I guess I could upload the file then on the client create a new record using the upload response.this is straight forward and simple. or else can use database functions and triggers where functions can accept the extra details as arguments and run on insert trigger. But I see no advantage over above implementation other than more complication of writing function in plpgsql
Still this approach considered "as best" when the file has metadata ?
Or is better so save the file_path only and save the metadata inside the storage ? ( looks like now is possible to save "extra" metadat )
The metadata option did not exist then.
basically the best approach would be to create a table for the metadata ?
On the example above "items" would be something like "items_files"
or if have something more global could be "attachments"
the data could be something like this:
or how it could be with the metadata ?
Store everything in the metadata and then only the file_path in the table where i need ?
How can i retrieve the metadata in the response, for ex: when i get 1 item or list of items ?
( i'm trying to find out what is the best approach right now 🙂 )
The storage option for custom metadata did not exist to store any extra data when that was written. If you just want extra info that is probably the best way now. If you are going to need to search the metadata, then a table is probably still the best way as you can't control indexing on the storage.objects columns.
I don't know what your list there represents as some of that is built in to the file metadata already. But if you are going to search on those things then the extra table is better.
Also I would not store a URL or id from storage objects, but the file path. You can build the public url with simple string concatenation and if the base URL changes in the future you don't have a bunch of URL's to update. All the REST API calls need a path so the id is not of much use.
Also I would not store a URL or id from storage objects, but the file path. You can build the public url with simple string concatenation and if the base URL changes in the future you don't have a bunch of URL's to update. All the REST API calls need a path so the id is not of much use.
Thx @garyaustin for the explanation!
About the URL is a good point, that i didn't know before.
Updated example:
Let's says i would like to fech all items for the table "items".
If i have a table named" items_files" i could just joind the tables and get all results.. something like this:
This can't be done with "metadata" or is it ?
It can't be done thru the REST API with storage metadata. You can't join data in two schemas. You might be able to use a view to the join and query that.
@garyaustin should the "path" includes the "bucket name" ?

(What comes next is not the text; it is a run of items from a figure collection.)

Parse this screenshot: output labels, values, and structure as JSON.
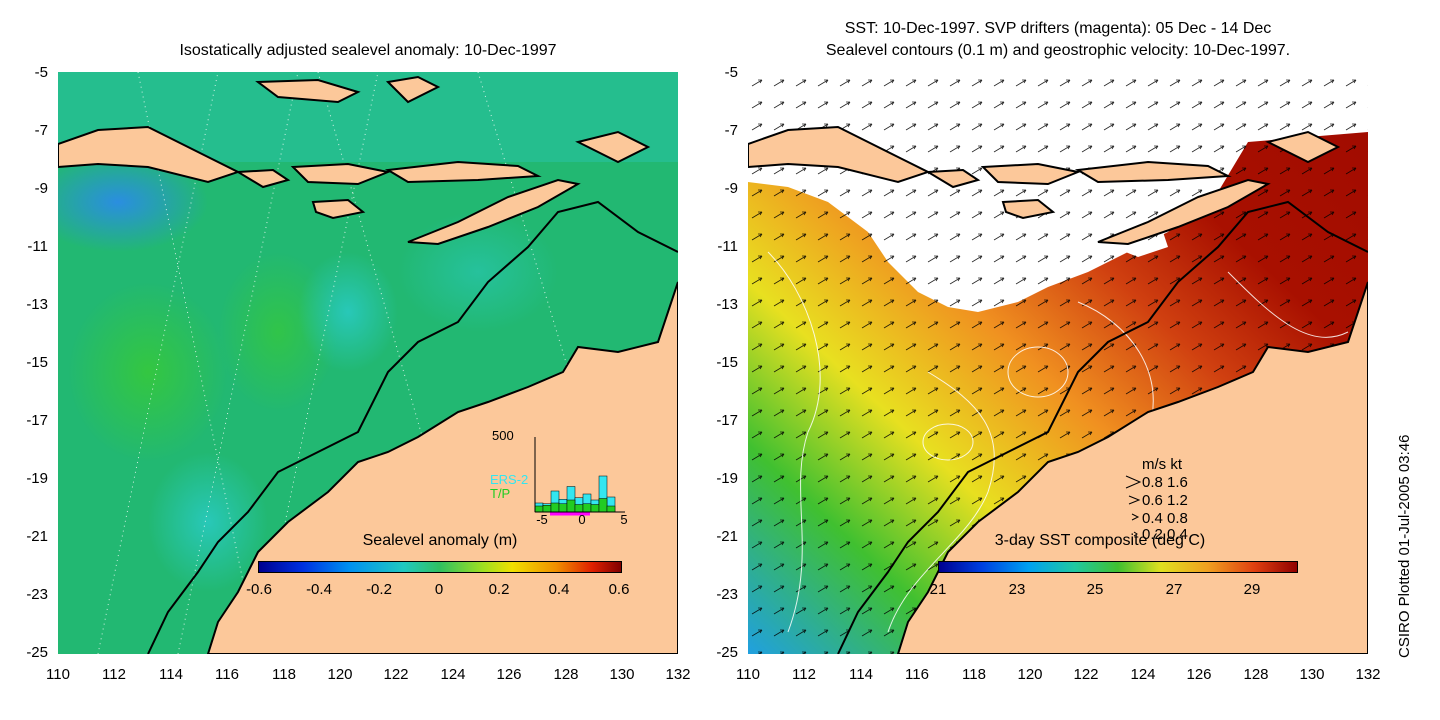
{
  "left_panel": {
    "title": "Isostatically adjusted sealevel anomaly: 10-Dec-1997",
    "colorbar": {
      "label": "Sealevel anomaly (m)",
      "ticks": [
        "-0.6",
        "-0.4",
        "-0.2",
        "0",
        "0.2",
        "0.4",
        "0.6"
      ],
      "range": [
        -0.6,
        0.6
      ]
    },
    "inset_histogram": {
      "ymax_label": "500",
      "series": [
        "ERS-2",
        "T/P"
      ],
      "series_colors": [
        "#33e6f0",
        "#22cc22"
      ],
      "x_ticks": [
        "-5",
        "0",
        "5"
      ],
      "ers2_values": [
        60,
        55,
        140,
        85,
        170,
        95,
        120,
        80,
        240,
        100
      ],
      "tp_values": [
        40,
        45,
        60,
        55,
        80,
        50,
        55,
        50,
        90,
        40
      ]
    }
  },
  "right_panel": {
    "title_line1": "SST: 10-Dec-1997. SVP drifters (magenta): 05 Dec - 14 Dec",
    "title_line2": "Sealevel contours (0.1 m) and geostrophic velocity: 10-Dec-1997.",
    "colorbar": {
      "label": "3-day SST composite (deg C)",
      "ticks": [
        "21",
        "23",
        "25",
        "27",
        "29"
      ],
      "range": [
        21,
        30
      ]
    },
    "velocity_legend": {
      "header": "m/s  kt",
      "rows": [
        "0.8  1.6",
        "0.6  1.2",
        "0.4  0.8",
        "0.2  0.4"
      ]
    }
  },
  "axes": {
    "x_ticks": [
      "110",
      "112",
      "114",
      "116",
      "118",
      "120",
      "122",
      "124",
      "126",
      "128",
      "130",
      "132"
    ],
    "y_ticks": [
      "-5",
      "-7",
      "-9",
      "-11",
      "-13",
      "-15",
      "-17",
      "-19",
      "-21",
      "-23",
      "-25"
    ],
    "lon_range": [
      110,
      132
    ],
    "lat_range": [
      -25,
      -5
    ]
  },
  "colors": {
    "land": "#fcc89a",
    "ocean_sla": "#20b870",
    "sst_hot": "#a81000",
    "sst_warm": "#e07018",
    "sst_cool": "#40c030",
    "cloud": "#ffffff"
  },
  "footer": {
    "credit": "CSIRO Plotted 01-Jul-2005 03:46"
  }
}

Up to you. If you have a fixed bucket for that type of file then I would not as it is wasted space. Plus when you use REST storage calls bucket and path are separate things so you would have to split it out before make the rest call.
Ok
Basically the bucket “should/can” be hard-coded everywhere and only the path is dynamic?
Thx again 🙏
It really depends on what you are doing. But if you have say an product-images bucket and a products table with a path for an image then you know they are in the product_images bucket for that image type. If you had buckets for different types of products then you may need to save the bucket either in a column or as the the path name and then do a string split to get the bucket and path for your storage REST call.